Bei Poly Terrazzo handelt es sich um einen Kunststein aus Wasser, hydraulischen Kalken und Zement. Verwendung findet Poly Terrazzo in erster Linie als Fußbodenbelag. Terrazzoböden sind bereits in der Antike bekannt gewesen. Die Mischung wird auf den Boden verteilt und getrocknet. Durch Walzen wird der Terrazzo verdichtet. Unter Umständen kann es nach der Einbringung des Bodens ein halbes Jahr dauern bis zum ersten Schliff. Je nachdem wird er dann bis zu dreimal gespachtelt und geschliffen. Die Böden bestehen aus Bindemitteln und weiteren Zuschlagsstoffen. Die Zuschlagsstoffe sind Marmor, Kalkstein, Dolomit, Granitsplitt, Moränen- oder Flusskiese. Diese bestimmen dann im Wesentlichen das Erscheinungsbild. Die anschließende Schleifung zeigt die Körner der Zuschläge. Durch die Zugabe von eingefärbtem Bindemittel und Zuschlagsstoffen wird die Farbe des Bodens entsprechend beeinflusst. Ganz aufwendig können die Böden in Mosaiken gearbeitet werden.
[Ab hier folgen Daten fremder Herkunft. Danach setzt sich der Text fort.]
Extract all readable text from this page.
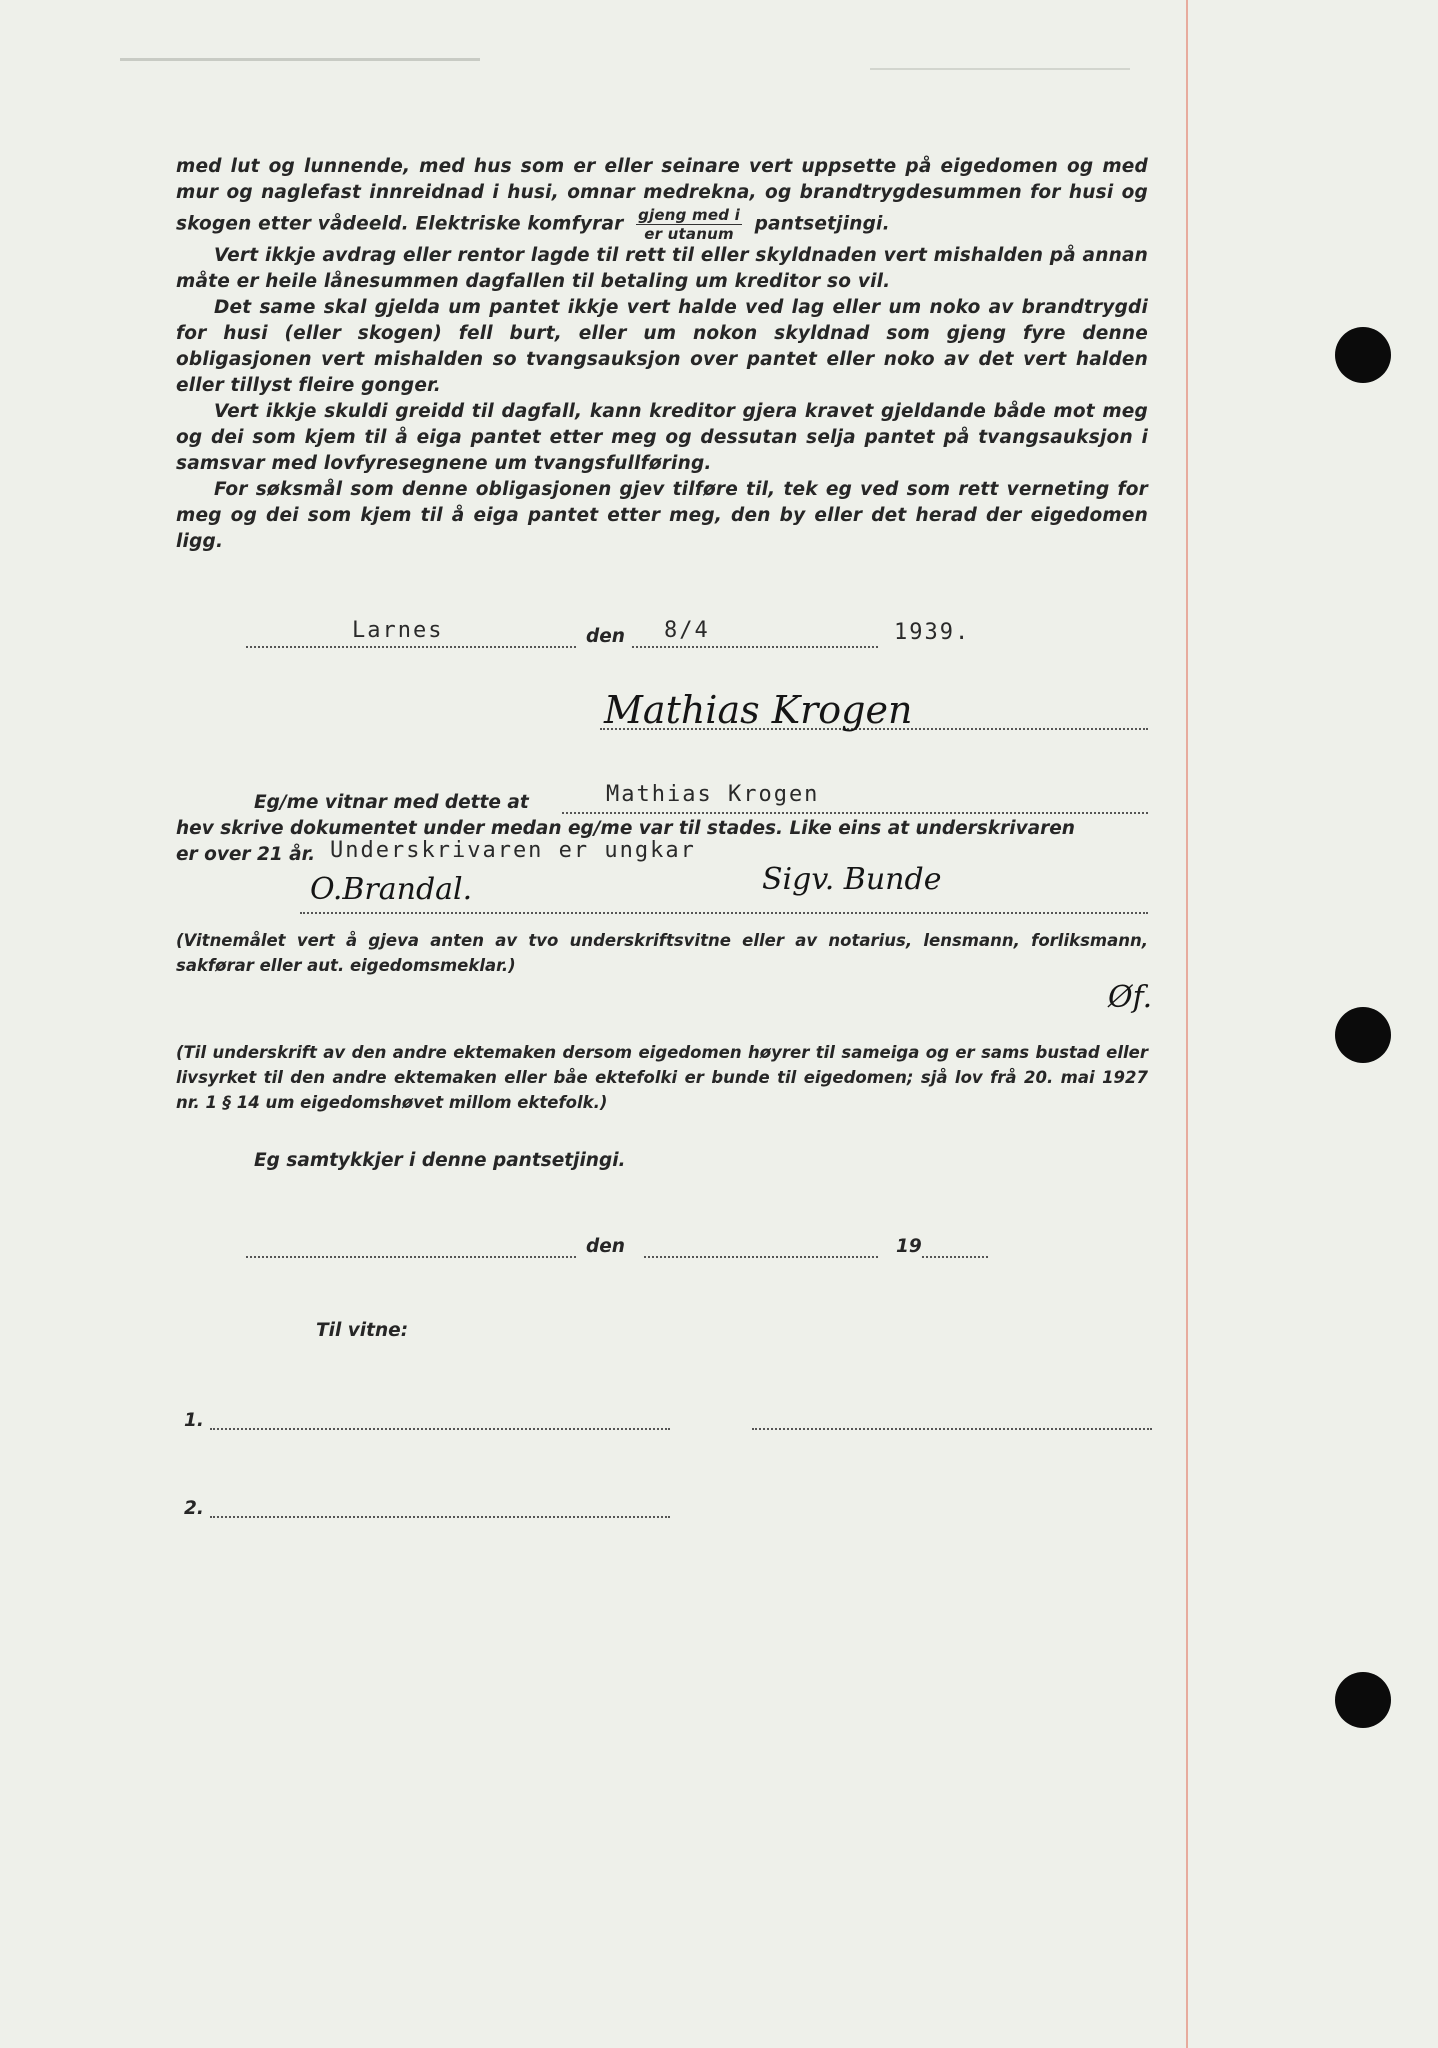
med lut og lunnende, med hus som er eller seinare vert uppsette på eigedomen og med mur og naglefast innreidnad i husi, omnar medrekna, og brandtrygdesummen for husi og skogen etter vådeeld. Elektriske komfyrar gjeng med i
er utanum	pantsetjingi.

Vert ikkje avdrag eller rentor lagde til rett til eller skyldnaden vert mishalden på annan måte er heile lånesummen dagfallen til betaling um kreditor so vil.

Det same skal gjelda um pantet ikkje vert halde ved lag eller um noko av brandtrygdi for husi (eller skogen) fell burt, eller um nokon skyldnad som gjeng fyre denne obligasjonen vert mishalden so tvangsauksjon over pantet eller noko av det vert halden eller tillyst fleire gonger.

Vert ikkje skuldi greidd til dagfall, kann kreditor gjera kravet gjeldande både mot meg og dei som kjem til å eiga pantet etter meg og dessutan selja pantet på tvangsauksjon i samsvar med lovfyresegnene um tvangsfullføring.

For søksmål som denne obligasjonen gjev tilføre til, tek eg ved som rett verneting for meg og dei som kjem til å eiga pantet etter meg, den by eller det herad der eigedomen ligg.

Larnes	den 8/4	1939.
Mathias Krogen
Eg/me vitnar med dette at	Mathias Krogen
hev skrive dokumentet under medan eg/me var til stades. Like eins at underskrivaren
er over 21 år. Underskrivaren er ungkar
O.Brandal.	Sigv. Bunde

(Vitnemålet vert å gjeva anten av tvo underskriftsvitne eller av notarius, lensmann, forliksmann, sakførar eller aut. eigedomsmeklar.)

Øf.

(Til underskrift av den andre ektemaken dersom eigedomen høyrer til sameiga og er sams bustad eller livsyrket til den andre ektemaken eller båe ektefolki er bunde til eigedomen; sjå lov frå 20. mai 1927 nr. 1 § 14 um eigedomshøvet millom ektefolk.)

Eg samtykkjer i denne pantsetjingi.
den	19
Til vitne:
1.
2.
Eingesetzt werden Terrazzoböden gerne in Operationssälen, da durch die Zugabe von korrosionsfesten Metallspänen oder Zugabe von Grafit eine elektrische Leitung hergestellt werden kann. Somit wird eine elektrostatische Aufladung vermieden. Durch die Einarbeitung von Metallgittermatten wird die Aufladung abgeleitet.

Das Material Poly Terrazzo wird gerne für Pflanzgefäße genutzt, es ist sowohl schwer als auch sehr modern, frostsicher und wasserdicht, weshalb es sich hervorragend als Pflanzgefäß eignet.